VAS is often used to assess pain. We use a 0-10 visual scale, with 0 representing no pain and 10 representing severe pain. Patients describe their pain by selecting numbers within this range[19]. The IKDC Subjective Knee Evaluation Form is scored by summing the scores of the individual items then transforming the score on the scale from 0 to 100 (by dividing the sum by 87, the total maximum possible score) then multiplying by 100.The higher the score, the higher the level of function and the lower the level of symptoms[20]. The Lysholm scale has been validated as a patient-administered instrument to measure symptoms and function in patients with a variety of knee injuries. It measures the domains of symptoms and complaints and functioning in daily activities slightly. This scale consists of eight items.

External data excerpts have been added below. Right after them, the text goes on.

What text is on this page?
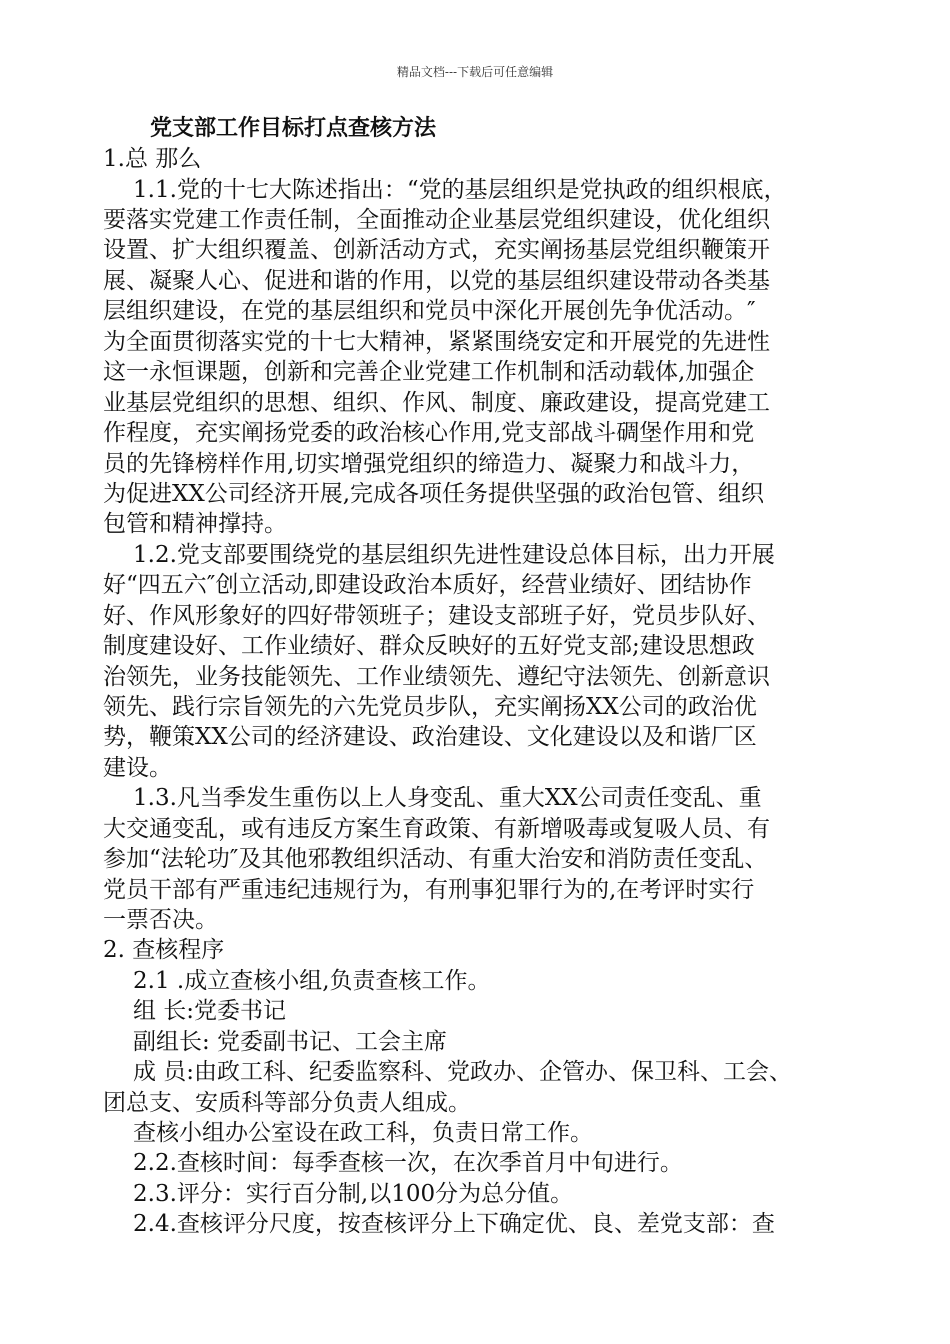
精品文档---下载后可任意编辑
党支部工作目标打点查核方法
1.总 那么
1.1.党的十七大陈述指出：“党的基层组织是党执政的组织根底，
要落实党建工作责任制，全面推动企业基层党组织建设，优化组织
设置、扩大组织覆盖、创新活动方式，充实阐扬基层党组织鞭策开
展、凝聚人心、促进和谐的作用，以党的基层组织建设带动各类基
层组织建设，在党的基层组织和党员中深化开展创先争优活动。″
为全面贯彻落实党的十七大精神，紧紧围绕安定和开展党的先进性
这一永恒课题，创新和完善企业党建工作机制和活动载体,加强企
业基层党组织的思想、组织、作风、制度、廉政建设，提高党建工
作程度，充实阐扬党委的政治核心作用,党支部战斗碉堡作用和党
员的先锋榜样作用,切实增强党组织的缔造力、凝聚力和战斗力，
为促进XX公司经济开展,完成各项任务提供坚强的政治包管、组织
包管和精神撑持。
1.2.党支部要围绕党的基层组织先进性建设总体目标，出力开展
好“四五六″创立活动,即建设政治本质好，经营业绩好、团结协作
好、作风形象好的四好带领班子；建设支部班子好，党员步队好、
制度建设好、工作业绩好、群众反映好的五好党支部;建设思想政
治领先，业务技能领先、工作业绩领先、遵纪守法领先、创新意识
领先、践行宗旨领先的六先党员步队，充实阐扬XX公司的政治优
势，鞭策XX公司的经济建设、政治建设、文化建设以及和谐厂区
建设。
1.3.凡当季发生重伤以上人身变乱、重大XX公司责任变乱、重
大交通变乱，或有违反方案生育政策、有新增吸毒或复吸人员、有
参加“法轮功″及其他邪教组织活动、有重大治安和消防责任变乱、
党员干部有严重违纪违规行为，有刑事犯罪行为的,在考评时实行
一票否决。
2. 查核程序
2.1 .成立查核小组,负责查核工作。
组 长:党委书记
副组长: 党委副书记、工会主席
成 员:由政工科、纪委监察科、党政办、企管办、保卫科、工会、
团总支、安质科等部分负责人组成。
查核小组办公室设在政工科，负责日常工作。
2.2.查核时间：每季查核一次，在次季首月中旬进行。
2.3.评分：实行百分制,以100分为总分值。
2.4.查核评分尺度，按查核评分上下确定优、良、差党支部：查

It is scored on a scale of 0 to 100, with higher scores indicating fewer symptoms and higher levels of functioning[21]. The Tegner score scores a person's activity level between 0 and 10 where 0 is 'on sick leave/disability' and 10 is 'participation in competitive sports such as soccer at a national or international elite level'[22]. Opti-Knee (Innomotion Inc, Shanghai), was developed to track and analyze the 6DOF motion of the knee joint in a convenient and user-friendly clinical setup. A digitizer was used to calibrate patient-specific bone landmark points (i.e., great trochanter (GT), medial epicondyle (ME), lateral epicondyle (LE), medial tibia plateau (MP), lateral tibia plateau (LP), medial malleolus (MM), and lateral malleolus (LM)) with the participants in a neutral standing position. The neutral standing position was also used as a zero reference. Data about the positions of the marker sets was collected while the knee moved. The bony landmarks were calculated by the geometric relationship setup obtained from the initial position. 6DOF knee joint kinematics were calculated based on the local coordinate systems of the femur and the tibia using the bony landmarks. The averages and standard deviations of the knee kinematics from all gait cycles were calculated using an automated program[23].
Statistical analysis:
Continuous variables were expressed as mean ± standard deviation, and categorical variables were expressed as frequencies. The VAS, IKDC score, Lysholm score, and Tegner score were compared between the two groups at each follow-up time point before and after surgery using unpaired samples T test. The analysis tools that come with Opti-knee also generate mean ± standard deviation. Probability values with P less than 0.05 were considered significant. All statistical analyses were performed using SPSS 18.0.